情報漏えい事件に学ぶ、内部不正を防ぐ委託先管理と物理セキュリティを解説する。状況的犯罪予防の5カテゴリー、25分類とは?

» 2014年09月16日 10時00分 公開
[キーマンズネット]

 大手教育事業会社で発生した情報漏えい事件は、周到な情報セキュリティ対策を横目に、データベースへのアクセス権限を持つ「正当」なユーザー(管理者)が不正にデータをコピーして持ち出し、売却した内部不正によるものだった。

 どれほどシステム上の対策を多重化しても、委託先を含めた内部関係者の悪意に基づく不正行為を完全には止められない。しかも、その結果が明らかに許容レベルを超える損害をもたらす可能性が高いことがあらためて思い知らされた。

 日々のセキュリティ運用に汗を流す一般のIT技術者が無力感を感じてしまうのはやむを得ないが、それでもリスク最小化を諦めることは許されない。今回はITシステム上のセキュリティ実装という視点に加え、社内および委託先のITマネジメント、さらに物理セキュリティについて考えてみよう。
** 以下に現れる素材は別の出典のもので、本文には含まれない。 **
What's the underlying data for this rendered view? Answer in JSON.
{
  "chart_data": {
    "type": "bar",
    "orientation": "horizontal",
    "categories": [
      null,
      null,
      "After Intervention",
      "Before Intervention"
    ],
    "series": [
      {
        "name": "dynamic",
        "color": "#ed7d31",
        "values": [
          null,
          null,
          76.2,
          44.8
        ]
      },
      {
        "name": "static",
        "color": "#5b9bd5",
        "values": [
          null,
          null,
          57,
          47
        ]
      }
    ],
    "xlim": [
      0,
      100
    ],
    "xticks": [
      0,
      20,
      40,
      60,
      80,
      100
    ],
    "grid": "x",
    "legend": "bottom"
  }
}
空前の情報漏えい事件でセキュリティ対策の壁を崩したのは「蟻の一穴」だったのか?

 7月9日に公表された大手教育事業会社B社の個人情報漏えい事件は、当初760万件(その後、約620万件に修正)が流出したと発表され、その空前の規模に驚かされた。

 一方で、犯人と目されるSEの39歳男性Mが私物のスマートフォン経由でSDカードにコピーした個人データは約2260万件におよび、2013年7月から2014年6月にかけて名簿業者3社に合計20回、のべ2億300万件の顧客情報が売却されたことが分かっている。

 犯人探しは比較的早期に結論が出て、7月17日に「不正競争防止法違反(営業秘密の複製)」容疑でMが逮捕され、その後起訴された。Mは容疑を認めている。図1に事件概要を示す。

大規模情報漏えい事件の構図 図1 大規模情報漏えい事件の構図

 この事件でMが得た利益は合計400万円とされる一方、B社では被害者の補償に200億円、その他の対応に60億円を費やす(特別損失として計上)ことになり、代表取締役副会長とCIOの2人が引責辞任する事態になった。ブランドイメージがこの事件で著しく失墜したことも否めず、今後の事業にも影響を与えそうだ。

 図に見るように、直接情報持ち出しの手段に使われたのはスマートフォンへのデータコピーだ。強制的に禁止されていなかったことが蟻の一穴となり、大規模な情報漏えいにつながったという見方も一面で可能かもしれない。

 しかし、そればかりが原因とは到底考えられない。今回は、この事件をカギに、内部関係者の不正行為による情報漏えいを未然に防ぐために、どんな対策が必要なのかを考えてみよう。